YOUTH

3年目7月下旬 期末テスト
主人公side


 7月の終わり。夏休みが本格的に始まる直前の夕方だった。
 蝉の声はまだ賑やかで、けれどどこか疲れたようにも聞こえた。
 まるで一日じゅう鳴き続けて、少しだけ自分に飽きてきたみたいに。

 期末試験の結果が掲示されて、僕の名前は一番上に載っていた。
 白い紙に黒い文字で、淡々と。何の感情も持たずに、ただそう書かれていた。

 僕自身はそれを見て、全身の力が抜けた。
 やっとスタートラインに立った、なんていう安堵と、頑張ってよかった、なんていう単純な達成感に満ちていた。

 それは僕をそばで見てきた二人も同じだったみたいで。

 下駄箱の前で僕を待っていた琉夏と琥一は、袋に入れたアイスティーを3本持っていて、僕を見るなり「カエデ!おめでとう!」と叫んだ。

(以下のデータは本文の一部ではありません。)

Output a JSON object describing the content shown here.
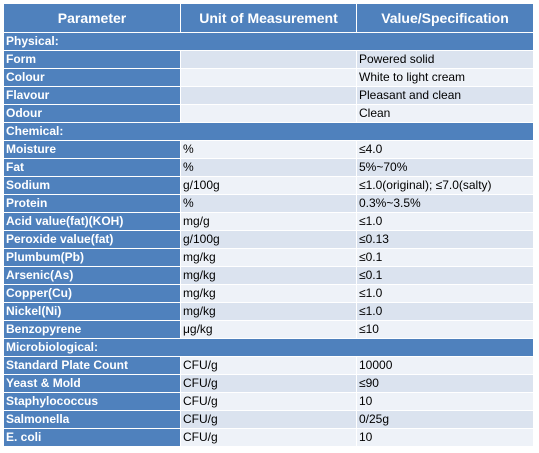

琥一は僕の肩に腕をまわして、「やっぱおめぇはすげぇんだ!」ってセットしていない頭を撫で繰り回した。
 まるで僕が、世界選手権にでも出たかのようなテンションだ。

 アイスティーのボトルは結露で濡れていて、それを一本渡された僕は、「ありがとう、」と笑った。

 僕たちはそのまま、学校の裏の坂道にある公園へ行った。
 いつも誰もいない小さなベンチがひとつだけある場所だ。蝉がしきりに鳴いて、風は湿っている。
 空には入道雲がゆっくりと浮かんでいた。

 琉夏はアイスティーをほんの少し飲んでから、僕を見る。

 「嬉しいんだけどさ、なんか…こう、お前、遠くに行っちゃったみたいだ」

 そう言った琉夏の声は、心の奥にあるものをつまんで差し出すみたいで。嬉しそうなのに、どこか寂しそうだった。
 だから僕は咄嗟に、彼の手を握った。

 彼の手は夏なのに冷えていて、でも少ししっとりしている。

 「だったら、こっちに来てよ」

 僕はそう言った。彼の手を軽く引きながら。

 「一緒に大学へ行こう。遠くなんて、行かないから」

 彼は少し目を見開いて、それから笑った。
 空気が変わったのがわかった。

 琉夏は少し間をおいて、「どうしようかな」なんて言う。
 でもなんだかその声はもう答えが出てる声だった。
 琥一の方を振り返る。

 「琥一もどう?」

 どこか挑戦的になってしまったのは、彼の心を試したかったからかもしれなかった。
 今の彼なら、きっと。

 「行かねぇよ」

 ぶっきらぼうに、琥一が答えた。
 思わず上がってしまう口角と、それをみて眉をひくつかせる琥一。その目が、「わかってんのに聞くな」って言っているみたいで。

 「そっか」

 にやにやしながら頷いた僕に、琥一は僕のほっぺたをつまんだ。
 ぐにぐにと揉んでから「俺は卒業したらやることがあんだよ」って言う。

 「いたいよ…こーいち」

 「バカ。コウ。離せ」

 琉夏が僕の背後から琥一の手を払った。

 その瞬間、僕たちの間の距離が少しだけ縮んだ気がした。

 風が木の枝を揺らし、葉の影が彼の頬に映っていた。蝉が鳴き続けていた。
 夏はまだ、僕たちの上に留まっていた。